Over the past several weeks, I had been accumulating plastics that aren't collected by my town's recycling program — mostly yogurt cartons, deli takeout containers and produce packages — based on the word that Eastside Food Coop was doing a pilot program to recycle those oddball bits of #1-6 plastics. Thursdays and Fridays are the collection days, so today I took my saddlebag full of plastic up to Central Avenue, just north of Lowry.
Urbanist William McDonough isn't impressed. He calls this downcycling, and writes about the costs and unintended consequences of turning materials into inferior products that will be incinerated or landfilled anyway.
Just because a material is recycled does not automatically make it ecologically benign, especially if it was not designed specifically for recycling. Blindly adopting superficial environmental approaches without fully understanding their effects can be no better — and perhaps even worse — than doing nothing.
Viewed from a systems perspective, McDonough's critique is legitimate. It also justifies inaction for folks who prefer to do nothing anyway. But packing my plastic, along with hundreds of others who do the same, puts some information into the system.
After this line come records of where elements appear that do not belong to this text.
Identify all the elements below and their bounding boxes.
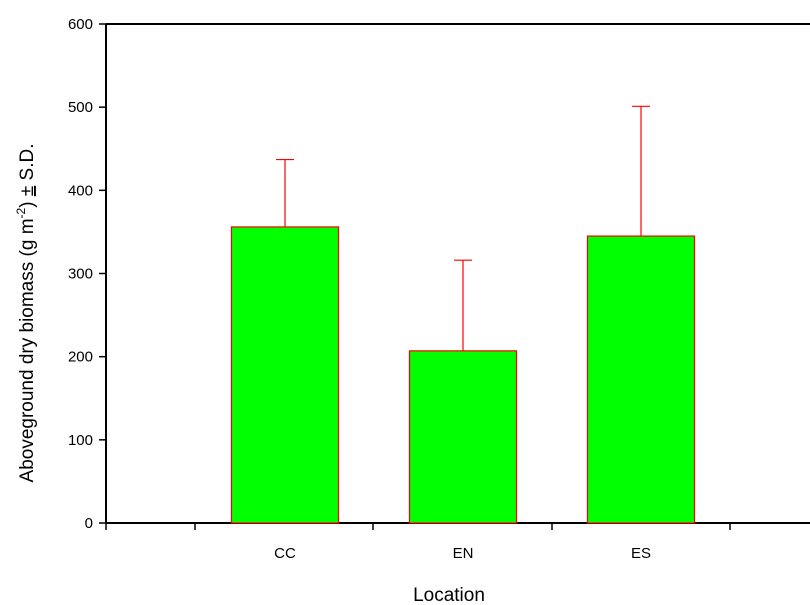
x-tick-label: CC — [274, 545, 296, 562]
y-tick-label: 400 — [68, 182, 93, 199]
y-tick-label: 500 — [68, 99, 93, 116]
bar-EN — [408, 350, 518, 524]
y-axis: 0 100 200 300 400 500 600 — [68, 16, 106, 532]
bars — [230, 226, 696, 524]
y-axis-title-sd: S.D. — [17, 144, 38, 186]
bar-CC — [230, 226, 340, 524]
x-tick-label: EN — [453, 545, 474, 562]
y-axis-title-prefix: Aboveground dry biomass (g m — [17, 218, 38, 482]
y-tick-label: 0 — [85, 515, 93, 532]
y-axis-title-pm: ± — [17, 186, 38, 196]
y-tick-label: 100 — [68, 432, 93, 449]
y-axis-title-superscript: -2 — [14, 207, 28, 218]
y-tick-label: 600 — [68, 16, 93, 33]
y-tick-label: 300 — [68, 266, 93, 283]
y-axis-title: Aboveground dry biomass (g m-2) ± S.D. — [14, 144, 38, 483]
error-bars — [276, 105, 650, 351]
x-axis-title: Location — [413, 585, 485, 605]
x-tick-label: ES — [631, 545, 651, 562]
bar-ES — [586, 235, 696, 524]
x-axis: CC EN ES — [105, 523, 731, 562]
y-axis-title-suffix: ) — [17, 196, 38, 208]
y-tick-label: 200 — [68, 349, 93, 366]
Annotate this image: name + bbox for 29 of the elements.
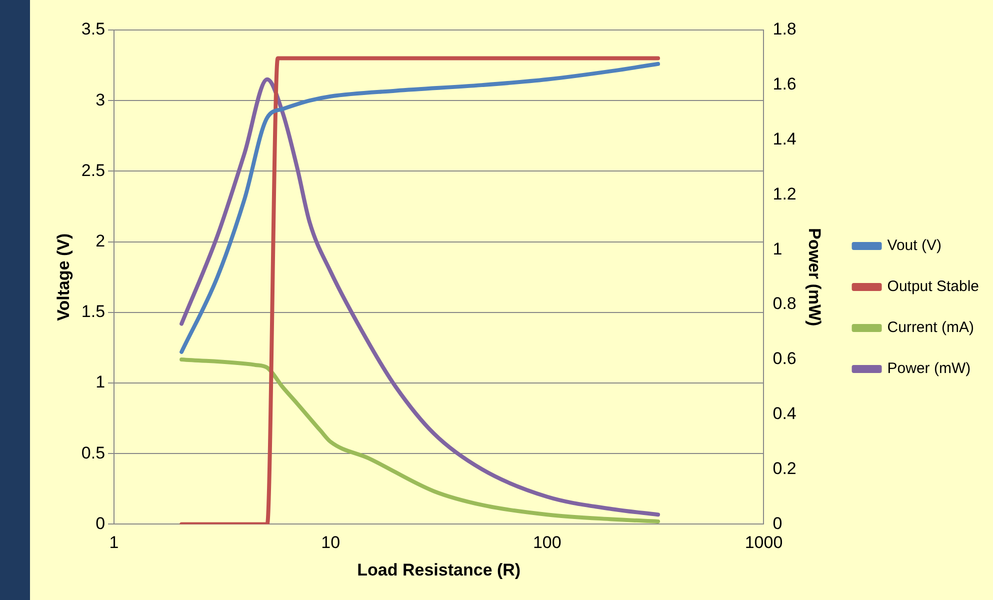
legend-label: Output Stable (887, 278, 980, 296)
y2-tick-label: 1.6 (772, 74, 796, 94)
y2-tick-label: 1 (772, 239, 782, 258)
y-tick-label: 0 (96, 514, 106, 533)
y2-tick-label: 0 (772, 514, 782, 533)
x-tick-label: 1000 (744, 533, 783, 552)
legend-label: Current (mA) (887, 319, 974, 336)
y-tick-label: 2.5 (81, 160, 106, 180)
y-tick-label: 3.5 (81, 20, 106, 39)
y-tick-label: 3 (96, 90, 106, 110)
y2-tick-label: 0.8 (772, 294, 796, 314)
x-axis-title: Load Resistance (R) (357, 560, 521, 580)
y-tick-label: 1.5 (81, 302, 106, 322)
y2-tick-label: 1.4 (772, 130, 796, 149)
y-tick-label: 1 (96, 372, 106, 392)
y-tick-label: 0.5 (81, 443, 106, 462)
y2-tick-label: 0.2 (772, 458, 796, 478)
y-tick-label: 2 (96, 231, 106, 250)
y2-axis-title: Power (mW) (804, 228, 824, 326)
y2-tick-label: 0.6 (772, 349, 796, 368)
y2-tick-label: 0.4 (772, 404, 796, 424)
x-tick-label: 100 (532, 533, 562, 552)
y-axis-title: Voltage (V) (54, 233, 73, 321)
y2-tick-label: 1.8 (772, 20, 796, 39)
x-tick-label: 1 (109, 533, 119, 552)
x-tick-label: 10 (321, 533, 340, 552)
legend-label: Vout (V) (887, 237, 942, 254)
legend-label: Power (mW) (887, 360, 971, 378)
y2-tick-label: 1.2 (772, 184, 796, 204)
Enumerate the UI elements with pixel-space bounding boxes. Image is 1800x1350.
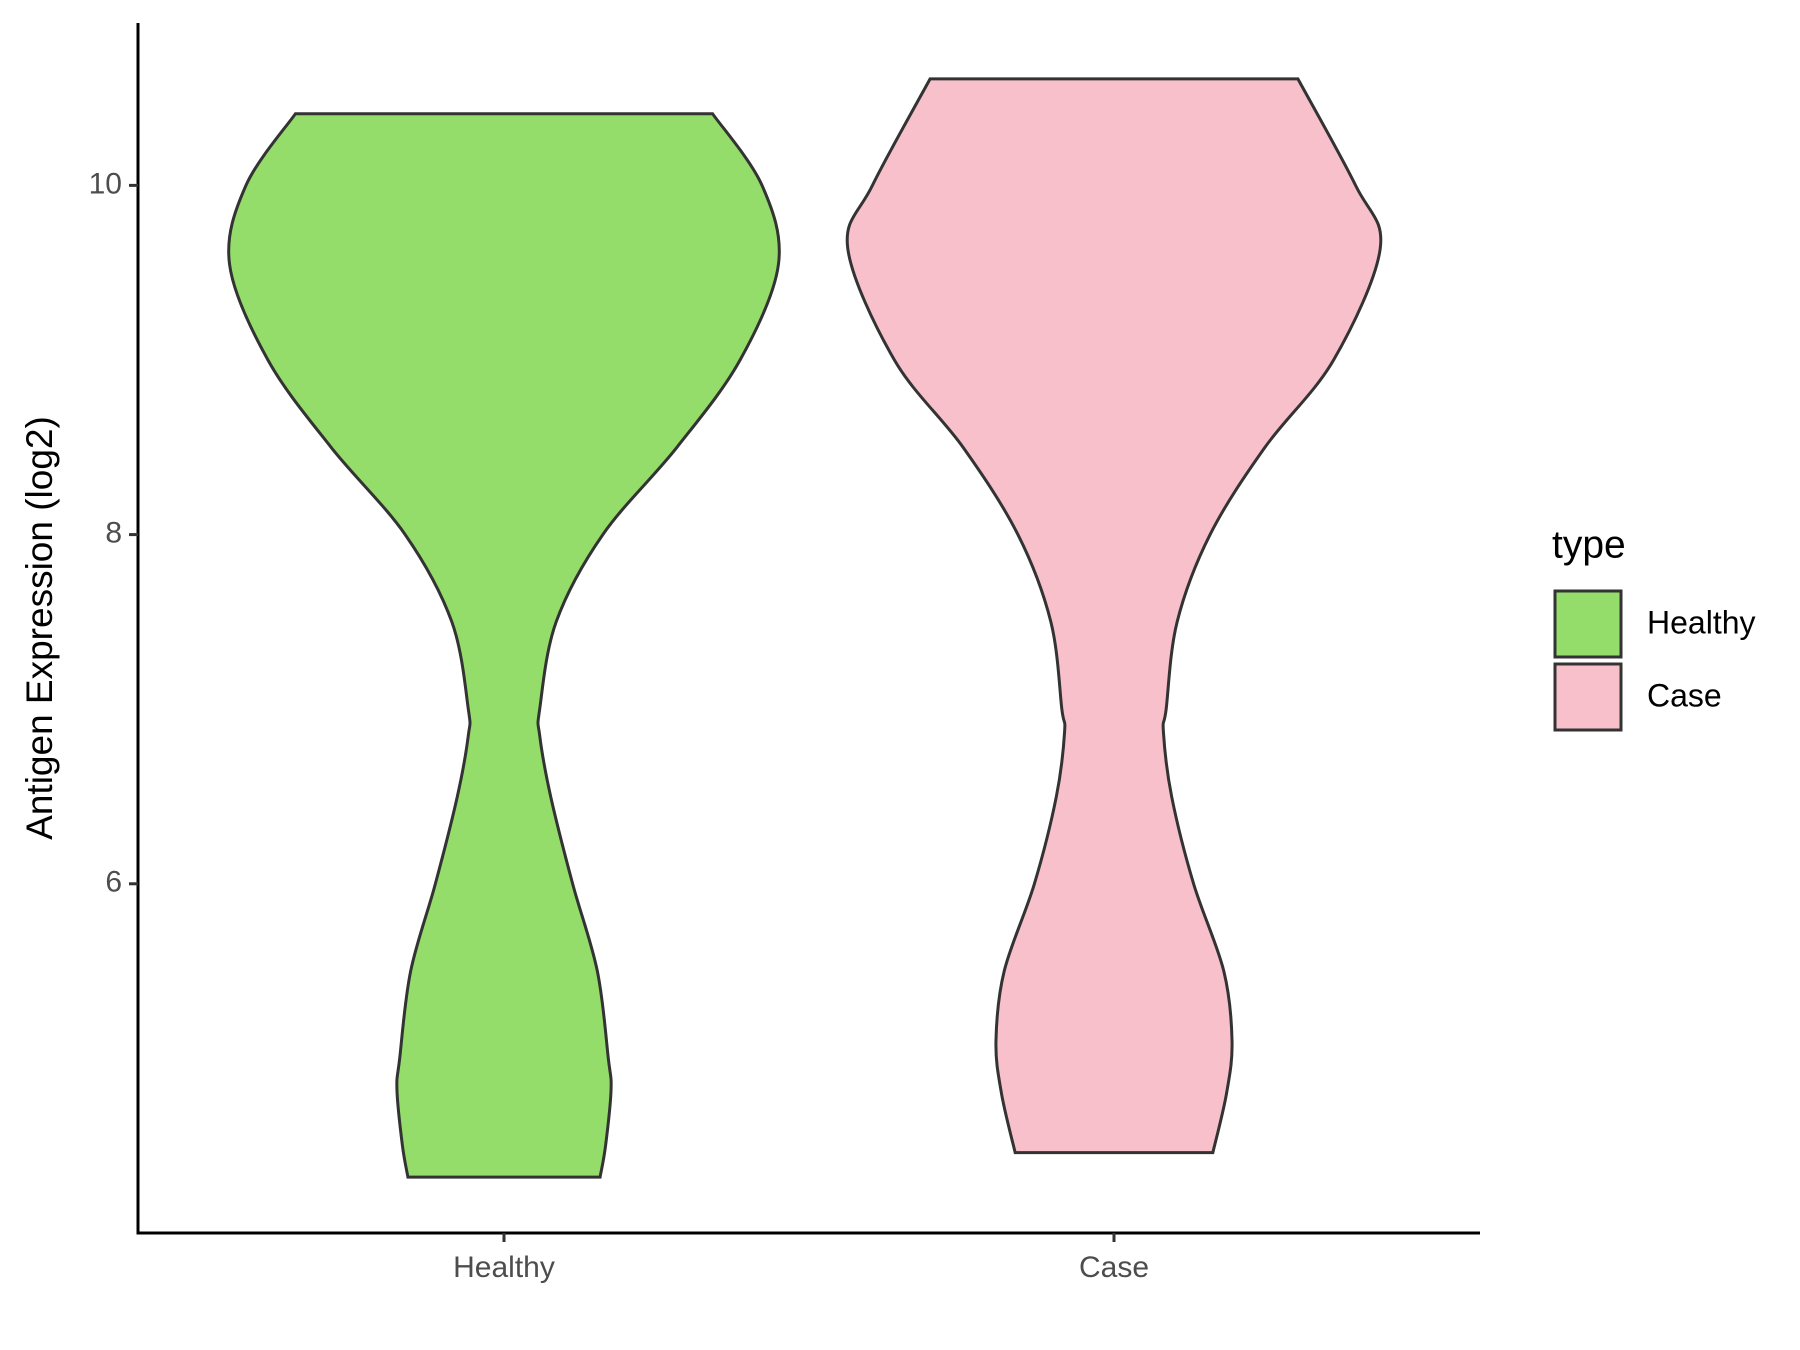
- legend-label: Case: [1647, 677, 1722, 713]
- x-tick-label: Healthy: [453, 1251, 555, 1284]
- y-tick-label: 6: [105, 866, 122, 899]
- legend-label: Healthy: [1647, 604, 1756, 640]
- legend-key: [1553, 589, 1623, 659]
- y-tick-label: 8: [105, 517, 122, 550]
- violin: [845, 77, 1383, 1155]
- legend-title: type: [1552, 523, 1626, 566]
- y-tick-label: 10: [89, 167, 122, 200]
- legend-key: [1553, 662, 1623, 732]
- x-tick-label: Case: [1079, 1251, 1149, 1284]
- y-axis-title: Antigen Expression (log2): [19, 416, 60, 840]
- violin: [227, 112, 781, 1179]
The truck that came to haul away the plastic was leaving ahead of schedule because it was overflowing. People were making the effort to bring these useless materials to this obscure spot in a non-hip neighborhood, just as we once drove our bottles and cans to the Twin Cities' only recycling station back in the '70s.
Indeed, a woman drove up shortly after I arrived and made sure her bag got on the departing truck. Thanks to her insistence, I got my larger load included as well. Driving a small bag of plastics to the coop is easily lampooned, and a better approach would've been to plan the drop as part of a necessary trip, to save more plastic first, collect the neighborhood's waste or enjoy a bike ride with a light load.
Oh, well. Not all small steps get you anywhere, but they are necessary precursors to giant leaps.